The hill of Los Morteros, measuring 150x200x15 m, is located in the middle of a barren desert landscape in the wilderness, for this reason it has long been attributed to its natural origin. Only in 2010, a radar analysis showed that the remains of architectural structures were hidden inside it.
During excavations begun in 2012, ruins of buildings around 5,100 years old were discovered. Their walls were built of adobe bricks, stacked on a limestone foundation. The floor inside also consisted of a thick layer of clay, and the walls were covered with clay plaster. In one of the rooms, the researchers found three children’s graves that appear to have been part of a larger sacrifice.

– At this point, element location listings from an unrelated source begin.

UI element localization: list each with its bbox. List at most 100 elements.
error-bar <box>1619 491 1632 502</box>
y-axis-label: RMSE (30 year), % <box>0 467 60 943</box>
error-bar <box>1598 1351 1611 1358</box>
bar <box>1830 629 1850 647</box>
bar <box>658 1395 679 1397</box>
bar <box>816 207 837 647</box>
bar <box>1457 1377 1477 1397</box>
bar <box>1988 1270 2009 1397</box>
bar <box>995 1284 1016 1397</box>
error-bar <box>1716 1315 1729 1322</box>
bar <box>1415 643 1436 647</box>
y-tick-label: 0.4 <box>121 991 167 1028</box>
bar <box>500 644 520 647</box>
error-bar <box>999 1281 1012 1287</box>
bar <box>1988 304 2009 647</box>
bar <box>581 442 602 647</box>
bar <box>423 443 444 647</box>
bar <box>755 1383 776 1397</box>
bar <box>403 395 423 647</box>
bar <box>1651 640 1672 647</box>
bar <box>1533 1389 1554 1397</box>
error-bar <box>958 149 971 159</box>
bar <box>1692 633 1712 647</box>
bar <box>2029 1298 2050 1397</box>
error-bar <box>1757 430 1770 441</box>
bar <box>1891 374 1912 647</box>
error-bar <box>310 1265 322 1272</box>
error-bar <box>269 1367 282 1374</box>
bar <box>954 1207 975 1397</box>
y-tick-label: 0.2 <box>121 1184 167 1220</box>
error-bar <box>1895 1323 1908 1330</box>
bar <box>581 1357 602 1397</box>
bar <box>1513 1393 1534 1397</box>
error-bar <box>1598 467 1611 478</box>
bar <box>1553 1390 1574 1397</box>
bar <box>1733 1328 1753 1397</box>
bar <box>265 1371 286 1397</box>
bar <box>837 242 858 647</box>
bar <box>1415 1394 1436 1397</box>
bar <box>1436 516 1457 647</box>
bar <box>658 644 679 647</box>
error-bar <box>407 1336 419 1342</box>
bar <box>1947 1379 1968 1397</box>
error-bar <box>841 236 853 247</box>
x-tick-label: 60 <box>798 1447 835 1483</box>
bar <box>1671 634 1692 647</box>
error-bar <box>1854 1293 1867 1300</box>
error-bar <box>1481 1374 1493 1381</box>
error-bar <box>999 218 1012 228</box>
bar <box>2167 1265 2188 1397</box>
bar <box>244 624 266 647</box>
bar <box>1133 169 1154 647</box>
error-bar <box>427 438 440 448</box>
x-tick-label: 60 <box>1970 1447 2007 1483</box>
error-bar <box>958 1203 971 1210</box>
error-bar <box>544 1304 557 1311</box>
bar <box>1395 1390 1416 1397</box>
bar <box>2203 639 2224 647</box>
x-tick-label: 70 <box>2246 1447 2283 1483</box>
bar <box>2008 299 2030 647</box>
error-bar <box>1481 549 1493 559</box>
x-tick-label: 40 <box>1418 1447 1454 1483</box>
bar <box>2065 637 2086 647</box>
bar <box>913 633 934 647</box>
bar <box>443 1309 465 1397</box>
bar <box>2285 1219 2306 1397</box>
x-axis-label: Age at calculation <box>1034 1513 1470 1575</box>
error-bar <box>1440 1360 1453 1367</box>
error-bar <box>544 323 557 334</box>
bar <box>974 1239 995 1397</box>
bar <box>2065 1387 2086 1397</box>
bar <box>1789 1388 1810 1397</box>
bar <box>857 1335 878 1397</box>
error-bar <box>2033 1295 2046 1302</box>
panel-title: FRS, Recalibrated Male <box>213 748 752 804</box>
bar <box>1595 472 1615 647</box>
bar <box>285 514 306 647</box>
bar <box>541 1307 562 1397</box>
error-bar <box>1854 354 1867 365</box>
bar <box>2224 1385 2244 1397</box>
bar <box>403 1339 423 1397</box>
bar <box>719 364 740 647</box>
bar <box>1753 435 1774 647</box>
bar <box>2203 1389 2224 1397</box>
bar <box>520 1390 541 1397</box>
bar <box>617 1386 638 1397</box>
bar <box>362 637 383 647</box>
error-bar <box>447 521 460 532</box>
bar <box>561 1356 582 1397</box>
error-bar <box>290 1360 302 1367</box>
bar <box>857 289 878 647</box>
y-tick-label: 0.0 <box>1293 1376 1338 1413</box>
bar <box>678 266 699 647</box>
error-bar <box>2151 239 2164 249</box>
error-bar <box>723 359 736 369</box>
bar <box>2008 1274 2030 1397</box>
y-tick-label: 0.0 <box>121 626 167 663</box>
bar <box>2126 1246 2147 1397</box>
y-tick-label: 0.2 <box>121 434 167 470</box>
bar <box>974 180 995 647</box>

But the main interest in this structure was caused by the bricks themselves. They are rectangular in shape, their length is from 30 to 40 cm, width – 10 cm, height – 7 cm.A study of the structure of these bricks showed that they were cut directly from a natural water-saturated layer of clay, and then dried directly in this form. This sets them apart from all other mud bricks from South and Central America.
“The unique composition, internal structure and age of the Los Morteros mud bricks show us the origins of this architectural tradition,” the researchers write.
They explain that the simple unmodified adobe bricks in this building mark the initial stage in which the inhabitants of this region were apparently still experimenting with this building material. Only in subsequent periods did they manage to develop recipes for the production and drying of more durable clay bricks produced in large quantities, which then served as the basis for the construction of outstanding architectural structures of pre-Columbian Peru.